Southwestern Football League
| Team | W | L | T | Pct. | PF | PA | Notes |
| San Antonio Toros | 8 | 0 | 0 | 1.000 | 259 | 78 | Champions |
| Las Vegas Casinos | 6 | 2 | 0 | .750 | 159 | 94 |  |
| Phoenix Blazers | 6 | 4 | 0 | .600 | 240 | 230 |  |
| Southern California Razorbacks | 4 | 3 | 0 | .571 | n/a | n/a |  |
| Dallas Rockets | 1 | 5 | 0 | .166 | n/a | n/a |  |
| Los Angeles Mustangs | 0 | 6 | 0 | .000 | 83 | 150 |  |

=== 1973 ===

After the first season the SWPFL approached to the Canadian Football League to become an "American branch league of the CFL". The league even sent representative to the CFL league meeting, which were "receptive to the idea", but the SWPFL did not survive long enough to see it come to fruition.

Eastern Division
| Team | W | L | T | Pct. | PF | PA |
| Oklahoma City Wranglers | 9 | 1 | 0 | .900 | 442 | 110 |
| San Antonio Toros | 6 | 2 | 0 | .750 | 239 | 170 |
| Albuquerque Thunderbirds | 4 | 4 | 0 | .500 | 212 | 173 |
| Denver Oilers | 1 | 7 | 0 | .125 | 87 | 372 |
| Kansas City Steers | 0 | 3 | 0 | .000 | 19 | 139 |
Western Division
| Team | W | L | T | Pct. | PF | PA |
| Las Vegas Casinos | 6 | 2 | 0 | .750 | 192 | 129 |
| Phoenix Blazers | 6 | 3 | 0 | .666 | 217 | 181 |
| Southern California Razorbacks | 3 | 6 | 0 | .333 | 164 | 147 |
| Los Angeles Mustangs | 1 | 8 | 0 | .111 | 128 | 221 |

Semifinals:San Antonio Toros 45 vs.
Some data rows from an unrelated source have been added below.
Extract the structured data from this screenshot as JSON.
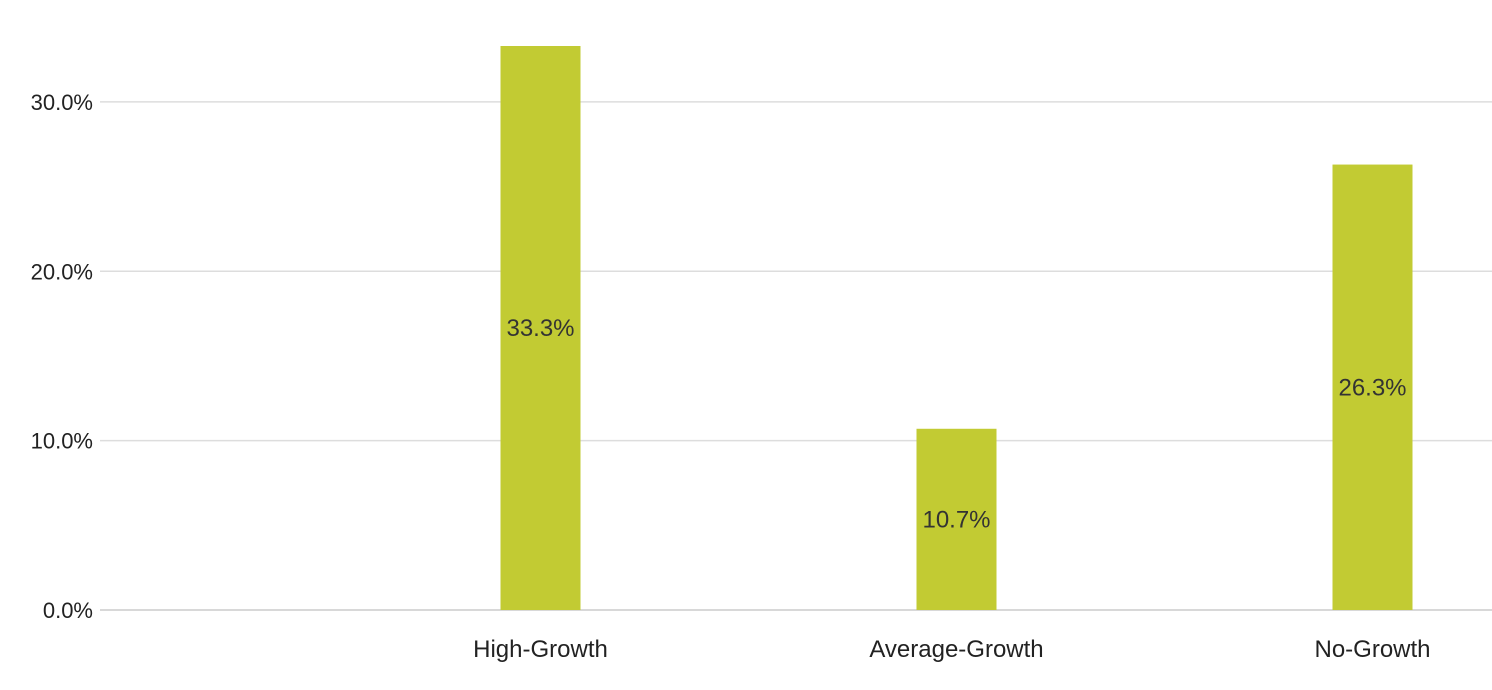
{
  "chart_data": {
    "type": "bar",
    "title": "",
    "xlabel": "",
    "ylabel": "",
    "categories": [
      "",
      "High-Growth",
      "Average-Growth",
      "No-Growth"
    ],
    "values": [
      null,
      33.3,
      10.7,
      26.3
    ],
    "data_labels": [
      "",
      "33.3%",
      "10.7%",
      "26.3%"
    ],
    "ylim": [
      0,
      33.3
    ],
    "yticks": [
      0,
      10,
      20,
      30
    ],
    "ytick_labels": [
      "0.0%",
      "10.0%",
      "20.0%",
      "30.0%"
    ],
    "bar_color": "#c2cb33",
    "grid": true,
    "legend": "none"
  }
}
Las Vegas Casinos 3

Finals:Oklahoma City Wranglers 19 vs. San Antonio Toros 16

===Aftermath===
The Toros continued to exist into 1974 season and joined the semi-pro Mid-America Football League, and even playing an exhibition game against the Houston Oilers on July 16. Because of a players' strike, the Oilers played with an all-rookie roster, narrowly defeating the Toros 13–7 in a much more competitive match than most NFL vs. non-NFL matches were at the time.